MermaidEyes · 19/09/2022 15:54

You think her parents would be distraught? They must be very naive if they think their 15 year old daughter, who's been in a relationship for 11 months, isn't having some kind of sexual relationship, whether it's full sex or just experimenting.
As long as they're being sensible, and your son is respectful, there's nothing else you can do.

BananaBling · 19/09/2022 15:55

I have a 15 year old DS and absolutely we would be talking about this! 17 or whatever and I'd be turning a blind eye in the main but not at 15

I'd probably start by acknowledging how sensible he's being to use condoms so that's something but I'd also be conveying to him my concern, worry and how he's basically not old enough and neither is she.

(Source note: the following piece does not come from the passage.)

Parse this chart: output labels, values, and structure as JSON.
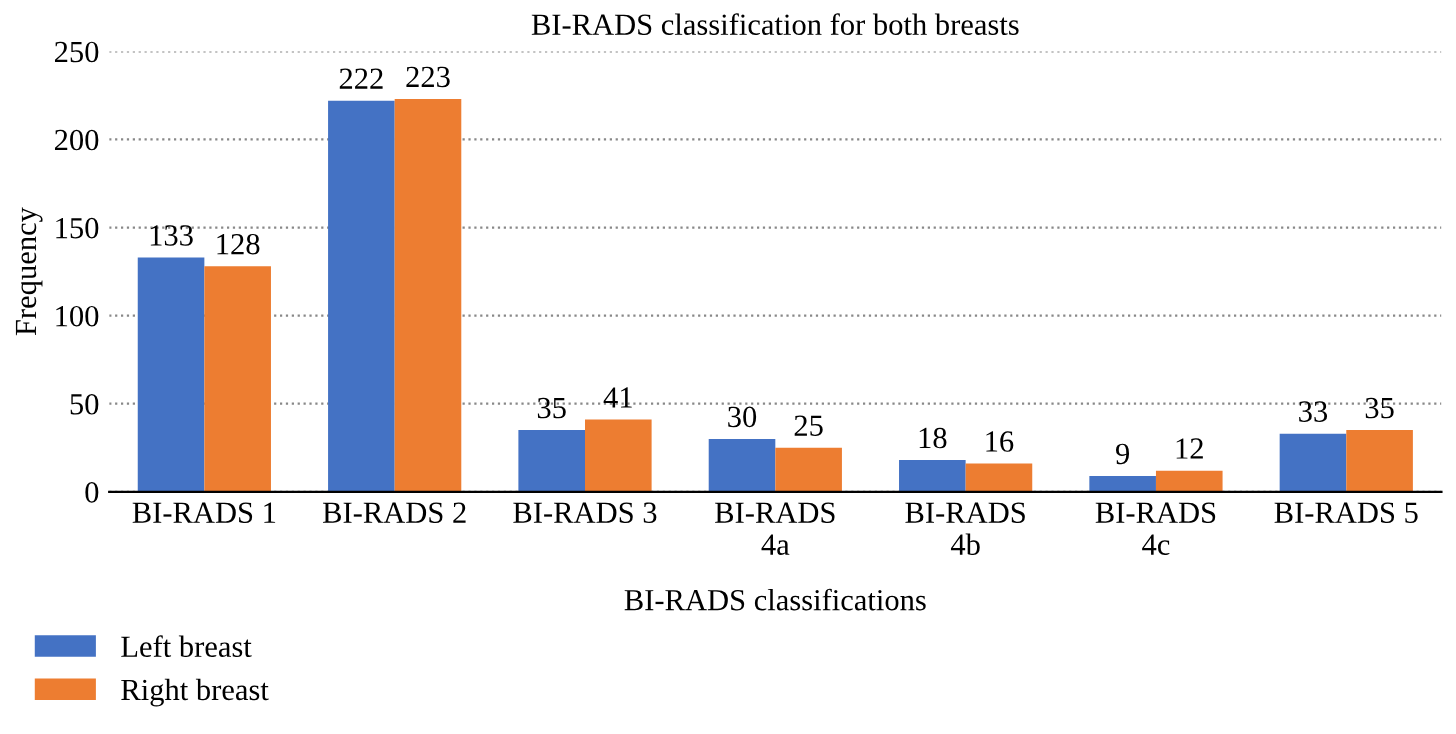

I'd then end on a positive note by acknowledging the safe sex aspect again

But I'd be cross, disappointed and concerned - and those are all emotions I'd expect any normal caring parent to feel.

I wouldn't use a sledgehammer to crack a nut here but I'd be wanting to have communication lines open and I wouldn't be condoning it

CloseYourEyesAndSee · 19/09/2022 15:56

CoastalWave · 19/09/2022 15:51

15 is young. It's underage and illegal.

I'm surprised everyone is being so blasé about it!

It was drummed into me at a young age there were 'other' things you could do besides have full sex. Obviously wasn't drummed into these two. Bit late now the horse has bolted, but I wouldn't be encouraging it at all. Parents shouldn't make it easy for their children to be having sex imo!

It's not really illegal. It's illegal for an adult to have sex with a minor - the minor isn't committing any illegal act by having sex with either an adult or another minor.
15 is very close to the age of consent which is pretty arbitrary - some young people are ready younger and some not until much older. Of course I wouldn't encourage my 15 year old to have sex but I wouldn't be surprised if he was. As long as they respect each other and use condoms I don't see a huge issue.

Mumofteens2 · 19/09/2022 16:52

Thanks all for your thoughts. I’ll see if he’s in a receptive mood when he gets home and will attempt a constructive conversation. Wish me luck!

OP posts:
grayhairdontcare · 19/09/2022 18:33

As I once said to mine "if you are old enough to be having sex . Then you are old enough to have a conversation about it!"